23rd July 2022
This interrupter is designed for up to 6 Tesla coils and it features all the great functions like polyphonic outputs, active duty cycle limiter and real time MIDI decoding. I have bought a handy little case to which I installed all the components; display, microprocessor board, optical outputs, etc... Needless to say I was very satisfied with the final looks.
img.1. - My first version Interrupter build
It looks professional and high quality. I also got told that it looks like a control panel for an atomic bomb launch on many occasions so I'm very pleased with the build, but it has multiple problems. The first design mistake was that my UI is reversed (optical outputs goes from right to left and manuals for them go from left to right). Another design mistake is that the display section with optical outputs has to be titled a bit so it fits to the case due to a tiny miscalculation. But all of those are just design flaws which I easily got used to, however there is one fundamental problem with this build; wiring.
img.2. - Inside of my Interrupter build
The wiring is a mess. A mess of thin wires with no cable management. Being messy is not a big deal as long as the wiring is hidden inside the box but the problem with this setup is that those wires can disconnect easily or just get loose which induces many problems. I have never had any issues with it but lately I was traveling a lot with my DRSSTC II and during driving the interrupter got quite the beating. When I arrived at the spot of "Astro assembly 2022" where I was to preform, during testing I noticed that the LEDs which indicate the outputs of the interrupter were not lighting up. Fortunately only the LEDs were malfunctioning, the optical outputs were all fine. Anyway what is the point of indication LED if it doesn't indicate:) I could quite easily solve this problem with re-soldering all the loose wires, but that solution is only temporary, I need much sturdier and reliable solution. I need to get rid of all those wires and rely on solid connections like copper traces on PCB. And that's exactly what I designed.. The almost exact same setup, but this time on a giant PCB.

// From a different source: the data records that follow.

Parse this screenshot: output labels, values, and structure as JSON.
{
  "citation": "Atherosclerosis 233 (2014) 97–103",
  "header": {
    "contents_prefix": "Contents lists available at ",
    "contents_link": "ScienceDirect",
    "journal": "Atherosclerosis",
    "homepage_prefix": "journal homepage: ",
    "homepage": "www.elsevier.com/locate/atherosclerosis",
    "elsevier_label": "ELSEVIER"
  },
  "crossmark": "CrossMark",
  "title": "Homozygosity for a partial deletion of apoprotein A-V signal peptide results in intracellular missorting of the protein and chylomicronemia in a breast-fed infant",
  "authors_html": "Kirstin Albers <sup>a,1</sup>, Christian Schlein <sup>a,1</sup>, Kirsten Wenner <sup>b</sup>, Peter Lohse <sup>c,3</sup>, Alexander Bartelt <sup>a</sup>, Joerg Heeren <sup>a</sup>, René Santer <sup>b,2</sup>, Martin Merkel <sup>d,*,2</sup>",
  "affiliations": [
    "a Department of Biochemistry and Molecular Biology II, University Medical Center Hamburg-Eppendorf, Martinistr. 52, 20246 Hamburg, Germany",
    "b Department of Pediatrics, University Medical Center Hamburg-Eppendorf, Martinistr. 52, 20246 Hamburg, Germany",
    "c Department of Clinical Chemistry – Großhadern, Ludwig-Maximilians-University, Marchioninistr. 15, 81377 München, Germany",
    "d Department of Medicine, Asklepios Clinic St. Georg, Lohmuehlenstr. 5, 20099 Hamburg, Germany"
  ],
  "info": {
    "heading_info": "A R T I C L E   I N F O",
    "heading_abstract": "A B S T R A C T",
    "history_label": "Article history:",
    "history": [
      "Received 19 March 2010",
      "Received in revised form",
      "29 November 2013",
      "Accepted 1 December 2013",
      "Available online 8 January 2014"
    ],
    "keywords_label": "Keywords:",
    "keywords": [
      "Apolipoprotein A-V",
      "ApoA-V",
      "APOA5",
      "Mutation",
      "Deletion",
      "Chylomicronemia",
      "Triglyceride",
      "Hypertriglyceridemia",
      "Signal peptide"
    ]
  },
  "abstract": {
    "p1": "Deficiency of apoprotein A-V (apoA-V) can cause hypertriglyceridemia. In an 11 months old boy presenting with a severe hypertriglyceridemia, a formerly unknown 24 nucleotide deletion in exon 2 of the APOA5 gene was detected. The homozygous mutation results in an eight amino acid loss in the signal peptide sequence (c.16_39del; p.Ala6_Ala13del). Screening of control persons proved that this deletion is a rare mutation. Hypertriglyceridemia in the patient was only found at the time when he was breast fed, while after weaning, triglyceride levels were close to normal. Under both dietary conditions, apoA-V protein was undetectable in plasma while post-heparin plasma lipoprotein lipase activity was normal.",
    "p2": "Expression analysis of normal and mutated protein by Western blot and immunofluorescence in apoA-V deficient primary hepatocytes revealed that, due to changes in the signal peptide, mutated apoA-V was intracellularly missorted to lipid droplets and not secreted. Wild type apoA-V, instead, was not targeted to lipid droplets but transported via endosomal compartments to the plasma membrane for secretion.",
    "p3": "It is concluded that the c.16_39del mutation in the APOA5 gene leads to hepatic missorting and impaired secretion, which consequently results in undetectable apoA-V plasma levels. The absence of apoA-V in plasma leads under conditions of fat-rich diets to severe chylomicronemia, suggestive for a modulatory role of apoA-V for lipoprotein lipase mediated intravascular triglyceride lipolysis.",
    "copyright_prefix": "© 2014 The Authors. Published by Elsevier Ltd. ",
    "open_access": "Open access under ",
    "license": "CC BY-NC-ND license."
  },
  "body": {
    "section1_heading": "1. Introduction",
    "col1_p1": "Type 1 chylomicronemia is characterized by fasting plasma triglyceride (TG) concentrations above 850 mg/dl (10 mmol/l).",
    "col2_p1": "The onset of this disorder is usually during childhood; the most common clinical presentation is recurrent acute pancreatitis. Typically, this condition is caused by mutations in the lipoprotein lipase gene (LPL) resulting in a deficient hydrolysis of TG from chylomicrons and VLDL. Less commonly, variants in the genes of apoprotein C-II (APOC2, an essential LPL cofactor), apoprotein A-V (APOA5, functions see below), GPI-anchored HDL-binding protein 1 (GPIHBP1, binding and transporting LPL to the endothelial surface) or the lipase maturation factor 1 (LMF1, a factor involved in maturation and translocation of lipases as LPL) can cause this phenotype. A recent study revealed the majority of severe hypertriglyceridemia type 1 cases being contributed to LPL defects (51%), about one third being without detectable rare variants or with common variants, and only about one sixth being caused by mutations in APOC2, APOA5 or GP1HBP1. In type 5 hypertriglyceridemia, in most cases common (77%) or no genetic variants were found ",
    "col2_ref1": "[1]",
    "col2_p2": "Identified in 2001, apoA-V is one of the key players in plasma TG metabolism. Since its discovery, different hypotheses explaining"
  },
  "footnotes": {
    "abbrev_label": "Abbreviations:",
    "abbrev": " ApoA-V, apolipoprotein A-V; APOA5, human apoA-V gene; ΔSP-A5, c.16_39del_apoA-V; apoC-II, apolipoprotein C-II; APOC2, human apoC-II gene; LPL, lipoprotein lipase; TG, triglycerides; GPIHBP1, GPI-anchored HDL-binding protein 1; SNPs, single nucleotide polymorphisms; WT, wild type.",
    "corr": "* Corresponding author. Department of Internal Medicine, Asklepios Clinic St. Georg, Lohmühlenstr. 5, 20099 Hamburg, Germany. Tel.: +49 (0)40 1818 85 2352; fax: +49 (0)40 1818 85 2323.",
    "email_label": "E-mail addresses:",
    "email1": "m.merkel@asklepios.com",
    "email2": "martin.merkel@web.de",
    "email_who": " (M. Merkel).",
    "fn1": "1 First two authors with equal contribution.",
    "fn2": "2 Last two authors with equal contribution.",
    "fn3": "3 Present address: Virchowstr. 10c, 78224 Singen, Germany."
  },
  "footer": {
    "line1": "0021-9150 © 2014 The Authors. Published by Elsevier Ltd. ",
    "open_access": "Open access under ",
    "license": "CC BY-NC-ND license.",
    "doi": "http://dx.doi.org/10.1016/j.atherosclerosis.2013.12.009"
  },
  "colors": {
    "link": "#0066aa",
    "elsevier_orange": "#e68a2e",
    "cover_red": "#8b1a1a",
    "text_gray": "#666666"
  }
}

img.3. - New Interrupter schematics
img.4. - New Interrupter PCB design
img.5. - New Interrupter PCB model render
This PCB contains everything; battery holders, Li-Ion charger modules, boost converter modules, MIDI input, 2x USB input,... Everything on a single PCB. Much better setup, much less wiring and much more reliable solution.
The interrupter comes with quite high price tag:
PCB manufacture + shipping - 80$
Nextion display - 95$
Tiva microprocessor kit - 33$
6x Optical transmitter - 182$
5x Battery holder - 8$
5x Li-Ion 2600mAh battery - 38$
4x Li-Ion charger module - 9$
4x Boost converter module - 5$
This results in 449$ and it does not include the price for all the components and 3D printing a case.
It's roughly 100$ more than my previous build because of the PCB and the battery holders.
Not cheap but I'm quite sure that this is a permanent interrupter build which won't need any upgrades or revisions for a long time.
For now I do not have all the components needed, for example I don't need 6 optical transmitters when I only use it for maximum of 3 coils. And currently I only have 4 Li-Ion batteries. Nevertheless I started building the thing:
img.6. - New Interrupter first boot
img.7. - New Interrupter testing output
So far I'm very excited of this build, it looks quite nice and it will allow me to travel around with my coils without needing to worry about loose wires. Of course, there will still be some things which will need wiring but much fewer and much shorter wires will be needed. The most important thing is that there are absolutely no wires from the output of the microprocessor up to the optical transmitter; it's all copper solid copper traces on a PCB.
For now I have nothing else to add, as I'm still waiting for some components to arrive, but the build looks promising.